Dr. Stricker repilies to “Doctor Disciplined over Lyme Disease Treatment”

Original article reprinted below.

To the Associated Press,

The story entitled "Doctor Disciplined over Lyme Disease Treatment" (4/14/06) has numerous inaccuracies. First, the title makes it sound like Dr. Jemsek has already been convicted of some crime. Nothing could be further from the truth, as the story finally acknowledges in the fourth paragraph. By then the casual reader has been totally misled.

The story quotes Dr. Paul Mead of the Centers for Disease Control and Prevention (CDC), who makes comments about the treatment of chronic Lyme disease. Dr. Mead is a research epidemiologist at the CDC. He is not involved in direct patient care, and he has no expertise in the clinical management of patients with chronic Lyme disease. His comments are irrelevant to the thousands of patients suffering from chronic Lyme disease, and his uninformed clinical views are irrelevant to Dr. Jemsek's case.

The story also quotes Dr. Eugene Shapiro, a pediatric researcher from Yale University who helped formulate the now-obsolete Lyme guidelines of the Infectious Diseases Society of America. Dr, Shapiro makes another one of his nihilistic comments for which he is notorious:

"It's not that the people diagnosed with chronic Lyme disease don't have problems," he said. "It's that chronic Lyme disease is not the problem."

Over the past decade, it has become obvious that a major problem for people with chronic Lyme disease is Dr. Shapiro himself, who has used his stature as a university professor to spread misinformation about Lyme disease around the country. Sadly there are gullible reporters who blindly print his dismissive statements while ignoring the immense problems with chronic Lyme disease, which confers disability similar to congestive heart failure. Dr. Jemsek is trying to solve those problems. Dr. Shapiro is making them worse.

A story like this one should have included comments from more enlightened physician groups such as the International Lyme and Associated Diseases Society (ILADS, www.ilads.org) and from patient advocacy groups such as the national Lyme Disease Association (LDA, www.lymediseaseassociation.org). Let's hope that the Associated Press does a better job next time.

Sincerely,
Raphael Stricker, MD
President, ILADS
PO Box 341461
Bethesda, MD 20827

Original article: “Doctor Disciplined over Lyme Disease Treatment”

Dr. Disciplined Over Lyme Disease Treatments

(04/14/06 — Huntersville) — Nearly a quarter-century ago, Dr. Joseph Jemsek was the first physician in the Charlotte area to diagnose a patient with AIDS.

He became known for devotion to patients often marginalized because of the illness's association with homosexuality and drug use. Today, the 56-year-old Jemsek is known for treating patients he believes suffer from chronic Lyme disease, a form of the illness the medical establishment doesn't believe exists. When given the standard blood test for Lyme disease, many of his patients test negative.
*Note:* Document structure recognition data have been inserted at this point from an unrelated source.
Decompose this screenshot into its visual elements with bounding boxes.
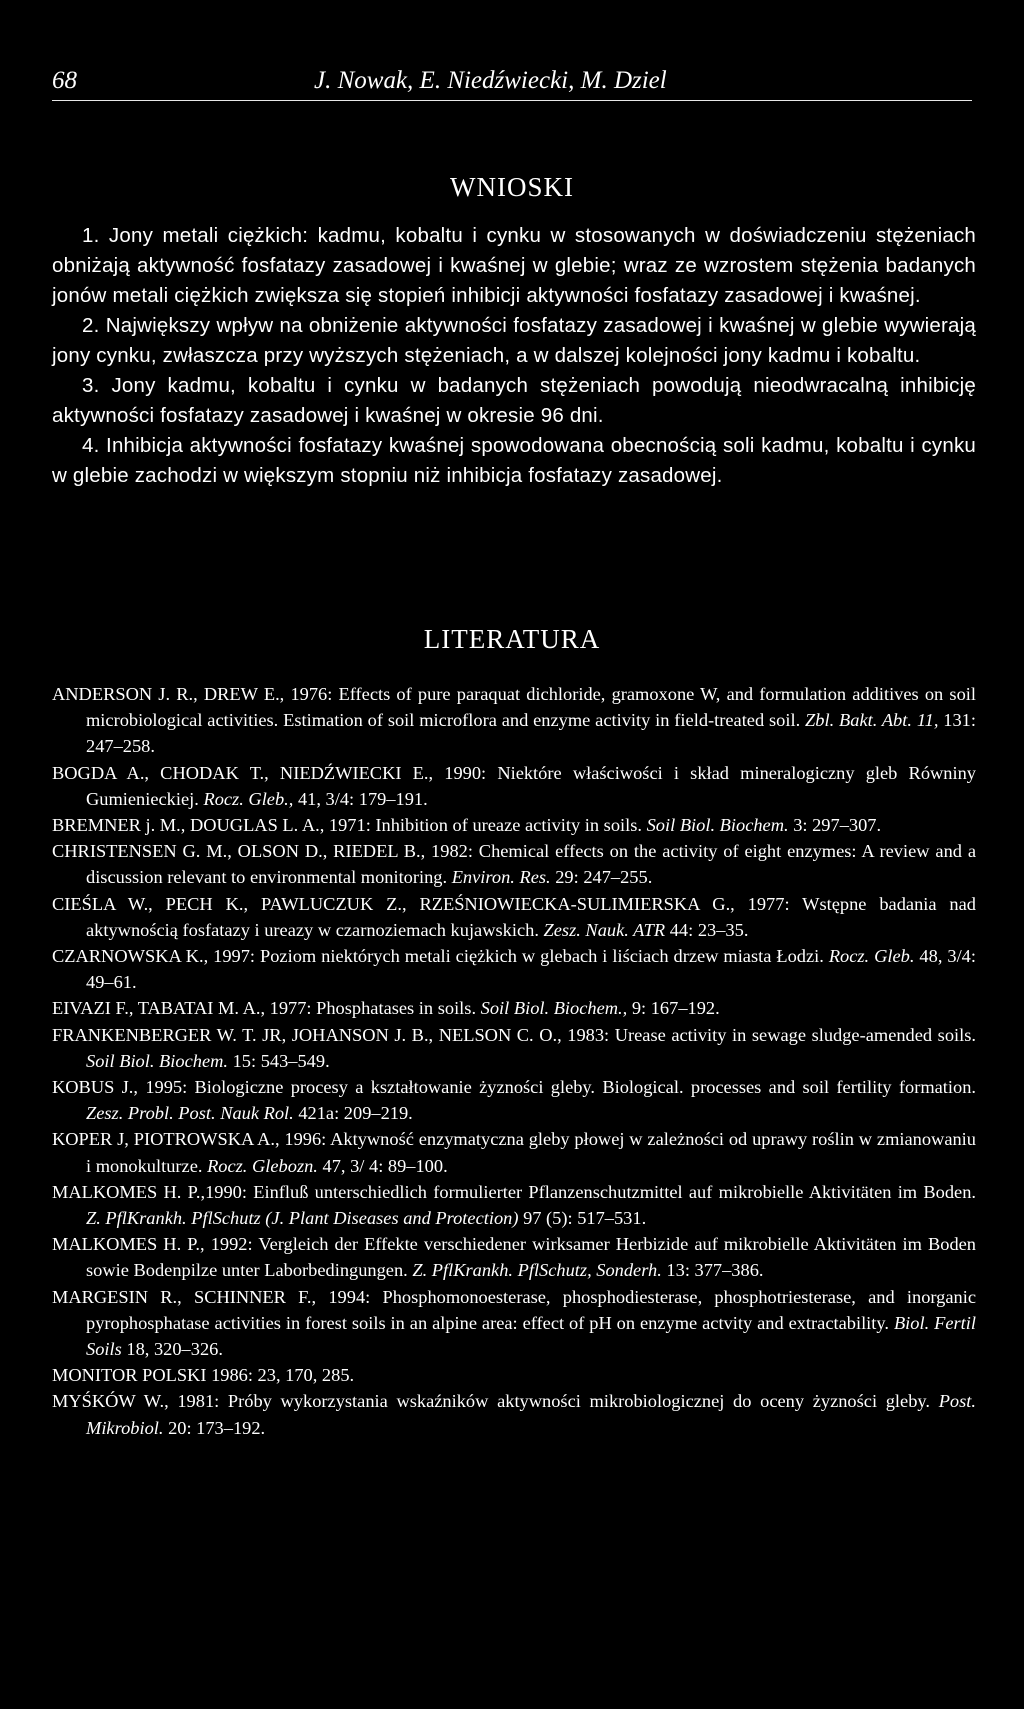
reference-journal: Zesz. Nauk. ATR: [543, 919, 666, 940]
reference-authors: MALKOMES H. P.,: [52, 1181, 206, 1202]
reference-authors: EIVAZI F., TABATAI M. A.,: [52, 998, 266, 1019]
reference-journal: Z. PflKrankh. PflSchutz, Sonderh.: [412, 1260, 662, 1281]
reference-journal: Rocz. Gleb.: [828, 946, 915, 967]
reference-authors: CHRISTENSEN G. M., OLSON D., RIEDEL B.,: [52, 841, 426, 862]
reference-volume-pages: 41, 3/4: 179–191.: [293, 788, 428, 809]
reference-journal: Environ. Res.: [451, 867, 551, 888]
reference-text: 1996: Aktywność enzymatyczna gleby płowej w zależności od uprawy roślin w zmianowaniu i monokulturze.: [86, 1129, 976, 1176]
reference-authors: CZARNOWSKA K.,: [52, 946, 209, 967]
reference-authors: BREMNER j. M., DOUGLAS L. A.,: [52, 815, 325, 836]
reference-item: [52, 1022, 976, 1074]
conclusions-heading: WNIOSKI: [450, 172, 574, 202]
reference-item: [52, 1388, 976, 1440]
reference-journal: Post. Mikrobiol.: [86, 1391, 976, 1438]
reference-volume-pages: 44: 23–35.: [665, 919, 749, 940]
page-number: 68: [52, 67, 77, 94]
reference-text: 1997: Poziom niektórych metali ciężkich w glebach i liściach drzew miasta Łodzi.: [208, 946, 829, 967]
reference-text: 1992: Vergleich der Effekte verschiedener wirksamer Herbizide auf mikrobielle Aktivitäten im Boden sowie Bodenpilze unter Laborbedingungen.: [86, 1234, 976, 1281]
reference-volume-pages: 131: 247–258.: [86, 710, 976, 757]
reference-text: 1982: Chemical effects on the activity of eight enzymes: A review and a discussion relevant to environmental monitoring.: [86, 841, 976, 888]
reference-list: [52, 681, 976, 1441]
reference-text: 1994: Phosphomonoesterase, phosphodiesterase, phosphotriesterase, and inorganic pyrophosphatase activities in forest soils in an alpine area: effect of pH on enzyme actvity and extractability.: [86, 1286, 977, 1333]
reference-item: [52, 1362, 976, 1388]
reference-volume-pages: 97 (5): 517–531.: [518, 1208, 647, 1229]
reference-journal: Biol. Fertil Soils: [86, 1312, 976, 1360]
reference-volume-pages: 13: 377–386.: [661, 1260, 764, 1281]
conclusions-section: [52, 221, 976, 491]
reference-authors: MARGESIN R., SCHINNER F.,: [52, 1286, 317, 1307]
reference-volume-pages: 29: 247–255.: [550, 867, 653, 888]
reference-volume-pages: 421a: 209–219.: [293, 1103, 413, 1124]
reference-journal: Soil Biol. Biochem.,: [480, 998, 628, 1019]
reference-authors: ANDERSON J. R., DREW E.,: [52, 684, 285, 704]
reference-item: [52, 760, 976, 812]
reference-volume-pages: 18, 320–326.: [121, 1339, 223, 1360]
reference-journal: Zbl. Bakt. Abt. 11,: [805, 710, 939, 731]
reference-volume-pages: 15: 543–549.: [228, 1050, 330, 1071]
reference-journal: Zesz. Probl. Post. Nauk Rol.: [86, 1103, 294, 1124]
reference-item: [52, 891, 976, 943]
reference-text: 1986: 23, 170, 285.: [206, 1365, 355, 1386]
running-header-authors: J. Nowak, E. Niedźwiecki, M. Dziel: [314, 67, 667, 94]
reference-item: [52, 1284, 976, 1363]
reference-text: 1995: Biologiczne procesy a kształtowanie żyzności gleby. Biological. processes and soil fertility formation.: [138, 1077, 976, 1098]
reference-item: [52, 995, 976, 1021]
reference-text: 1977: Wstępne badania nad aktywnością fosfatazy i ureazy w czarnoziemach kujawskich.: [86, 893, 976, 940]
reference-volume-pages: 47, 3/ 4: 89–100.: [317, 1155, 448, 1176]
reference-volume-pages: 3: 297–307.: [788, 815, 882, 836]
reference-volume-pages: 9: 167–192.: [627, 998, 720, 1019]
reference-authors: MONITOR POLSKI: [52, 1365, 207, 1386]
reference-volume-pages: 20: 173–192.: [163, 1417, 266, 1438]
conclusion-item: 3. Jony kadmu, kobaltu i cynku w badanych stężeniach powodują nieodwracalną inhibicję aktywności fosfatazy zasadowej i kwaśnej w okresie 96 dni.: [52, 374, 976, 427]
reference-journal: Rocz. Glebozn.: [207, 1155, 318, 1176]
reference-authors: KOBUS J.,: [52, 1077, 139, 1098]
reference-journal: Z. PflKrankh. PflSchutz (J. Plant Diseases and Protection): [86, 1208, 519, 1229]
reference-item: [52, 1231, 976, 1283]
reference-item: [52, 1179, 976, 1231]
reference-authors: FRANKENBERGER W. T. JR, JOHANSON J. B., NELSON C. O.,: [52, 1024, 562, 1045]
reference-text: 1983: Urease activity in sewage sludge-amended soils.: [561, 1024, 976, 1045]
reference-journal: Soil Biol. Biochem.: [646, 815, 789, 836]
reference-authors: MALKOMES H. P.,: [52, 1234, 205, 1255]
reference-item: [52, 812, 976, 838]
reference-authors: CIEŚLA W., PECH K., PAWLUCZUK Z., RZEŚNIOWIECKA-SULIMIERSKA G.,: [52, 893, 735, 914]
reference-text: 1990: Niektóre właściwości i skład mineralogiczny gleb Równiny Gumienieckiej.: [86, 762, 976, 809]
reference-item: [52, 1074, 976, 1126]
conclusion-item: 2. Największy wpływ na obniżenie aktywności fosfatazy zasadowej i kwaśnej w glebie wywierają jony cynku, zwłaszcza przy wyższych stężeniach, a w dalszej kolejności jony kadmu i kobaltu.: [52, 314, 976, 367]
reference-text: 1990: Einfluß unterschiedlich formulierter Pflanzenschutzmittel auf mikrobielle Aktivitäten im Boden.: [205, 1181, 977, 1202]
conclusion-item: 4. Inhibicja aktywności fosfatazy kwaśnej spowodowana obecnością soli kadmu, kobaltu i cynku w glebie zachodzi w większym stopniu niż inhibicja fosfatazy zasadowej.: [52, 434, 976, 487]
reference-item: [52, 943, 976, 995]
reference-item: [52, 838, 976, 890]
reference-text: 1977: Phosphatases in soils.: [265, 998, 481, 1019]
running-header: [52, 64, 972, 101]
reference-text: 1981: Próby wykorzystania wskaźników aktywności mikrobiologicznej do oceny żyzności gleby.: [168, 1391, 939, 1412]
reference-authors: BOGDA A., CHODAK T., NIEDŹWIECKI E.,: [52, 762, 434, 783]
conclusion-item: 1. Jony metali ciężkich: kadmu, kobaltu i cynku w stosowanych w doświadczeniu stężeniach obniżają aktywność fosfatazy zasadowej i kwaśnej w glebie; wraz ze wzrostem stężenia badanych jonów metali ciężkich zwiększa się stopień inhibicji aktywności fosfatazy zasadowej i kwaśnej.: [52, 224, 976, 307]
reference-text: 1976: Effects of pure paraquat dichloride, gramoxone W, and formulation additives on soil microbiological activities. Estimation of soil microflora and enzyme activity in field-treated soil.: [86, 684, 976, 731]
reference-volume-pages: 48, 3/4: 49–61.: [86, 946, 976, 993]
reference-authors: KOPER J, PIOTROWSKA A.,: [52, 1129, 280, 1150]
reference-journal: Rocz. Gleb.,: [203, 788, 294, 809]
reference-item: [52, 681, 976, 760]
reference-text: 1971: Inhibition of ureaze activity in soils.: [324, 815, 647, 836]
reference-item: [52, 1126, 976, 1178]
reference-authors: MYŚKÓW W.,: [52, 1391, 169, 1412]
reference-journal: Soil Biol. Biochem.: [86, 1050, 228, 1071]
literature-heading: LITERATURA: [423, 624, 601, 654]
The dispute could cost Jemsek his license to practice. In December, the North Carolina Medical Board charged him with improperly diagnosing Lyme disease and treating it via long-term courses of intravenous antibiotics, which violates the care standard set by the Infectious Diseases Society of America, or IDSA. The state board will hear the case in June.

"That would be one of the greatest injustices in the history of the state," Jemsek said. "I don't shoot drugs — I just prescribe too much tetracycline."

It's not just tetracycline that's gotten Jemsek in trouble, but a whole array of antibiotics, administered in varying doses, combinations and schedules, both orally and intravenously. His patients say the treatment is the only thing that provides relief of their joint pain, fevers, headaches and mental confusion — a series of symptoms they say other doctors struggle to diagnosis and treat.

But many say Jemsek is on a dangerous path. "There's not a great deal of published evidence that supports prolonged antibiotic treatment," said Dr. Paul Mead, based in Fort Collins, Colo., and the leading Lyme expert for the federal Centers for Disease Control and Prevention. "There is, however, evidence that these treatments can be harmful."

Doctors who diagnose patients with Lyme disease without solid evidence risk missing a correct diagnosis, said Dr. Eugene Shapiro, a pediatrics professor at the Yale University School of Medicine who helped draft the treatment guidelines Jemsek is accused of violating. Long-term antibiotic treatment also carries risk of infection with resistant bacteria and fungi, high costs and encourages the development of antibiotic-resistant "superbugs" that endanger the entire population.

"It's not that the people diagnosed with chronic Lyme disease don't have problems," he said. "It's that chronic Lyme disease is not the problem."